Pensando que esse garoto, em função do meio em que vivia – pais policiais que viviam diariamente em contato com situações de violência, crimes, mortes; podemos nos questionar em como essas situações afetavam essas pessoas e como elas falavam disso no ambiente familiar. A mídia nos trás certos elementos para pensar: esse garoto, apesar da pouca idade, tinha uma coleção de armas, de brinquedo, mas armas. Esse garoto, apesar da pouca idade, já sabia dirigir um carro, manusear uma arma – de uso restrito a policiais. Qual pai ensina seu filho a dirigir, a manusear armas, nessa idade? Sabendo que a lei impede uma pessoa dessa idade, de dirigir e de usar armas. Um pai que tem como profissão garantir que a lei seja cumprida? Temos também o fato de esse garoto ser portador de uma síndrome degenerativa, que leva a morte prematuramente. A ciência amplia as condições e a vida do portador, desde que este siga os tratamentos adequadamente. Temos aqui a questão da morte colocada sobre um sujeito de 13 anos, que geralmente nesta idade pensa ser imortal. Colocamo-nos a questionar a forma de relacionamento deste casal e destes, com seu filho. O que era falado sobre a violência, sobre a morte nesta casa?

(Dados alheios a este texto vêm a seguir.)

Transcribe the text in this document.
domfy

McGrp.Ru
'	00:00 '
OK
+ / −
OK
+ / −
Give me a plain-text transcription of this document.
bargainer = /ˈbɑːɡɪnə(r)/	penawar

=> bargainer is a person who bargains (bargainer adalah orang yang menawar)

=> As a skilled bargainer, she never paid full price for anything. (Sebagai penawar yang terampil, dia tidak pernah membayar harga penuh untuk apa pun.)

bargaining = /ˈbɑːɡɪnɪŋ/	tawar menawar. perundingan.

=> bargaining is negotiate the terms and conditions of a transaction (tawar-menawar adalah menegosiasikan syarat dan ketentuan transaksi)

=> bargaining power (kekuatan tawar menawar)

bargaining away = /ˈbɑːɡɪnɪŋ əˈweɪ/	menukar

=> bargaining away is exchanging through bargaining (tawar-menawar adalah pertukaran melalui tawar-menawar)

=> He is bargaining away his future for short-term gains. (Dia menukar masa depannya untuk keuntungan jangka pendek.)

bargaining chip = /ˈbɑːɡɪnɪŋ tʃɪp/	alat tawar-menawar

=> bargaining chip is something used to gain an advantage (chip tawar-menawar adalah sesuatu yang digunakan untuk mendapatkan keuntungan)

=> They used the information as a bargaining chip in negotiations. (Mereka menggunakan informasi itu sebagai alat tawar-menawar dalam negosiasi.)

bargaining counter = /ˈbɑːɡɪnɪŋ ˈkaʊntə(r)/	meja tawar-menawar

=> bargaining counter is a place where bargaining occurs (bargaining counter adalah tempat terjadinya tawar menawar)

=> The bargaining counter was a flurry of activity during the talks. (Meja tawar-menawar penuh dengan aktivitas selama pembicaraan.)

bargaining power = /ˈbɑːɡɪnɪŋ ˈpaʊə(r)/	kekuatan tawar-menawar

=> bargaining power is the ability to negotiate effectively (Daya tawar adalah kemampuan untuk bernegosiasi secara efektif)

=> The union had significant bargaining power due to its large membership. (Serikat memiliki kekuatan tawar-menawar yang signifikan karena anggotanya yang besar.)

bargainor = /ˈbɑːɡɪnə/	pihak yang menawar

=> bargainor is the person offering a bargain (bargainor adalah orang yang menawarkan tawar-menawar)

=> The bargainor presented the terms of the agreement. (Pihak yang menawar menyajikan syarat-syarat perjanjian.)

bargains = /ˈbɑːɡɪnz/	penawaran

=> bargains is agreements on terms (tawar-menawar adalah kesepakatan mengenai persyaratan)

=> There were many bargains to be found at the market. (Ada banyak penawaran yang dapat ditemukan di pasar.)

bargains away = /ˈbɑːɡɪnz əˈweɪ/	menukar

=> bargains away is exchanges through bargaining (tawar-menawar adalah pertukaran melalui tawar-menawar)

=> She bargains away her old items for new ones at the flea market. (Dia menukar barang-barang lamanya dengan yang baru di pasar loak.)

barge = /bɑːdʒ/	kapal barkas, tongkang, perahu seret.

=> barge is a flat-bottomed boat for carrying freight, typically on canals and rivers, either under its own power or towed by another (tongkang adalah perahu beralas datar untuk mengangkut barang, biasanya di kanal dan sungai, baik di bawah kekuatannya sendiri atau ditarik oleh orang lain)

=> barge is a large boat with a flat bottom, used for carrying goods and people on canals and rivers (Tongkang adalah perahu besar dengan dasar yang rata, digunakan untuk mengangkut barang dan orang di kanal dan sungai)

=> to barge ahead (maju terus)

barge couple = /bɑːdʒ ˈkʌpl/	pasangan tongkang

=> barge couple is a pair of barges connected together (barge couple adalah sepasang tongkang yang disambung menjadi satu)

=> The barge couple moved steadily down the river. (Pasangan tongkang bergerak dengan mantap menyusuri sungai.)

Vivemos em uma sociedade em que não se pode falar de sentimentos como a raiva o ódio. Não se fala sobre a violência e a morte. A sociedade nega a violência e a morte, não oferecendo a possibilidade de representação e interdição. Em consequência, a violência retorna como algo real. Constatamos esse fato quando nos deparamos diariamente na mídia televisiva e escrita com inúmeras tragédias.
A palavra ódio (odéon), em grego, significa pequeno teatro. O ódio é um fator constitutivo da experiência humana. Penso que estamos vivenciando momentos em que os sujeitos estão atuando seus ódios como condição de se fazer reconhecer por uma sociedade que lhe nega condições mais humanas de viver.
Fiz essa digressão para concluir que sim, esse garoto de 13 anos pode sim, ter realizado tudo que a ele esta sendo imputado. Podemos pensar aqui em um transtorno de personalidade que levou esse garoto a montar o seu teatro para buscar um triunfo sobre a morte e se fazer reconhecer como sujeito.